I assume that the court in using the language which appears in the
latter part of the above quotation meant to say that there was no statutory
law regulating the question. Questions of this character are not usually
governed by statutory law. The law is to be found in the very nature of the
trust itself, and, as a general rule, the courts say what facts are necessary to
hold the trustee as a debtor.
If De la Peña, after depositing the trust fund in his personal account,
had used this money for speculative purposes, such as the buying and
selling of sugar or other products of the country, thereby becoming a debtor,
there would have been no doubt as to the liability of his estate. Whether he
used this money for that purpose the record is silent, but it will be noted that
a considerable length of time intervened from the time of the deposit until
the funds were confiscated by the military authorities.
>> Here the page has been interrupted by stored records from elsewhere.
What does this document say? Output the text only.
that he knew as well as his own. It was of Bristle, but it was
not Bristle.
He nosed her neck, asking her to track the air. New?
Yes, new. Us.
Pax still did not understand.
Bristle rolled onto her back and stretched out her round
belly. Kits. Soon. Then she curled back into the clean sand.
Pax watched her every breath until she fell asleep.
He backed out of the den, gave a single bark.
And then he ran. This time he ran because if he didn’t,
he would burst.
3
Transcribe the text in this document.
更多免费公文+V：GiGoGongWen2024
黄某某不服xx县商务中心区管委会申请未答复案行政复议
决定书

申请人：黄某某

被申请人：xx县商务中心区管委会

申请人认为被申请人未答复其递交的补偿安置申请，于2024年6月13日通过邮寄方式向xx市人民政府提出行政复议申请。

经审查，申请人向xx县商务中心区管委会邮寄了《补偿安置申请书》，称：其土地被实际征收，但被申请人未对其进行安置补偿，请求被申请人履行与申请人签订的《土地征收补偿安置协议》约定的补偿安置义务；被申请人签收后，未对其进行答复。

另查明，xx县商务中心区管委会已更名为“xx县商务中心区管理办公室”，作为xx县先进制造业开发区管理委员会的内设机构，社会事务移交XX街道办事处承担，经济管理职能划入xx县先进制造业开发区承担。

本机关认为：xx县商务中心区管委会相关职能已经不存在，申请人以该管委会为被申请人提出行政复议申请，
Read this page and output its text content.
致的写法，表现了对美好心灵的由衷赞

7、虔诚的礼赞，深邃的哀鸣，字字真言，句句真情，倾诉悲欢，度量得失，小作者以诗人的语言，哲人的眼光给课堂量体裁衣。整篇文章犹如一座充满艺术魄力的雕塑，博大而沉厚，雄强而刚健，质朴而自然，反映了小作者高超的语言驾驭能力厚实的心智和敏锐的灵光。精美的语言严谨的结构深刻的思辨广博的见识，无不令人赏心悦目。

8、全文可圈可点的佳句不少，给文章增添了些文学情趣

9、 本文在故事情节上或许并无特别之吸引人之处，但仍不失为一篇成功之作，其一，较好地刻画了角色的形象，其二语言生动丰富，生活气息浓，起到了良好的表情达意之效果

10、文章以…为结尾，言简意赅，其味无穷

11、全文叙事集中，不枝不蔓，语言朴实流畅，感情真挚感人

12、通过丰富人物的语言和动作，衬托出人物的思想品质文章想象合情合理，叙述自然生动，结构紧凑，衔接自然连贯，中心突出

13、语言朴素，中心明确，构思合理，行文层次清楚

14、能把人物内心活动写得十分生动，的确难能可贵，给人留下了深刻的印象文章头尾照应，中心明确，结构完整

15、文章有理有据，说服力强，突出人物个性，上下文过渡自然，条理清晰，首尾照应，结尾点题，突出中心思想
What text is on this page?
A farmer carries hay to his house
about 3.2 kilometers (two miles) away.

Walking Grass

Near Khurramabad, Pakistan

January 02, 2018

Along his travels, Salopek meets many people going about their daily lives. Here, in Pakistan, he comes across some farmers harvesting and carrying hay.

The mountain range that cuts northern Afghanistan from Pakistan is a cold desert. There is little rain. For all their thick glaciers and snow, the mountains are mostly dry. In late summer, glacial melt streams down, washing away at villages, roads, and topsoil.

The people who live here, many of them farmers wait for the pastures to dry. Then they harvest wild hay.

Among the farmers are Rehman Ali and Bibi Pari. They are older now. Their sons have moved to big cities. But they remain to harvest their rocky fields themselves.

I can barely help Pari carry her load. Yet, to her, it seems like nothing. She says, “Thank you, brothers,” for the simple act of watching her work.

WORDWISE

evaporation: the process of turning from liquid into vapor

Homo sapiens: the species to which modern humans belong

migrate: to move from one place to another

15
In fact the record
shows that De la Peña deposited on June 27, 1898, P5,259, on June 28 of
that year P3,280, and on August 5 of the same year P6,000. The record also
shows that these funds were withdrawn and again deposited all together on
the 29th of May, 1900, this last deposit amounting to P18,970. These facts
strongly indicate that De la Peña had as a matter of fact been using the
money in violation of the trust imposed in him.
If the doctrine announced in the majority opinion be followed in cases
hereafter arising in this jurisdiction trust funds will be placed in a precarious
condition. The position of the trustee will cease to be one of trust.